In future we are planning on extending `splot`s functionality so that analysis with all `PySAL` subpackages will be supported by `splot` visualisations. Once users start leveraging `splot`'s views and are able to provide feedback, we are also striving to improve the current functionality if needed. To encourage newly joining developers and a striving `PySAL` and `splot` community we are currently discussing an overall Code of Conduct. To allow for easy contribution every `.py` file in `splot` provides our ideas and plans for improvements of the views and code. Lastly, an attractive `README.md` and good documentation is important to us to provide new users and developers the best possible start within the `splot` and `PySAL` community.

## Community Outreach

During the Summer of Code and within the scope of developing `splot`, the whole development team had the chance to collaborate and communicate with other package developers in the Scientific Python Open Source Software Community. 

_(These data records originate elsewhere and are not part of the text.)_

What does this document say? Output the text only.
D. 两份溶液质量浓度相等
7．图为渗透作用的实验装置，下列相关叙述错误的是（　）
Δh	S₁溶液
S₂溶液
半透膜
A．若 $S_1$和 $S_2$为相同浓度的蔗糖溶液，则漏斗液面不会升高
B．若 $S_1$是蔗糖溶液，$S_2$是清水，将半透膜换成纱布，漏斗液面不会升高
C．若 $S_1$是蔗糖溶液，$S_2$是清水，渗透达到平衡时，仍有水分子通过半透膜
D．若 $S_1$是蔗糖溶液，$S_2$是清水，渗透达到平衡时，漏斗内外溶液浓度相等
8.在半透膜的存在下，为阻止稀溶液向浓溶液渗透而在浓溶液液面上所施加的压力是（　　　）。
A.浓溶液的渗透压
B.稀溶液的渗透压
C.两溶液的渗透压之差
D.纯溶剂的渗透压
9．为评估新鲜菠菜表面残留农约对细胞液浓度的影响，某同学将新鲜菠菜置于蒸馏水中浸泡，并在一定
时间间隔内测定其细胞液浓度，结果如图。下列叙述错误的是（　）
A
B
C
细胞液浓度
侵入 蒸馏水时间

We would like to give many thanks to [Rebecca Bilbro](https://github.com/rebeccabilbro) and [Benjamin Bengfort](https://github.com/bbengfort) to share their experiences and knowledge with us developing the [`yellowbrick`](http://www.scikit-yb.org/en/latest/) package. We made good use of their advice that it is good to just get started with one API and always possible to create another one, for example leveraging other packages as backend later on. Also thank you to [Joris van den Bossche](https://github.com/jorisvandenbossche) and the geopandas development team. Without their decision to time a geopandas 0.4.0 release with an `splot` release, the first `splot` release would not have been possible.

Furthermore, [Sergio Rey](https://github.com/sjsrey) [Dani Arribas-Bel](https://github.com/darribas), [Levi John Wolf](https://github.com/ljwolf) and [I](https://github.com/slumnitz) were able to meet for a common `PySAL` and `splot` sprint at [SciPy 2018](https://scipy2018.scipy.org/ehome/index.php?eventid=299527&). This provided the basis for the first release and I was also able to present `splot` in a [lightning talk](https://youtu.be/kriQOJMycIQ?t=2381) to the broader Scientific Python community. Lastly, many thanks to my mentors and the whole [PySAL development team](http://pysal.org/team.html) for loads of fun coding and google hangouts sessions. I had a great time this summer and am looking forward to being part of this welcoming python community way beyoned the Google summer of Code!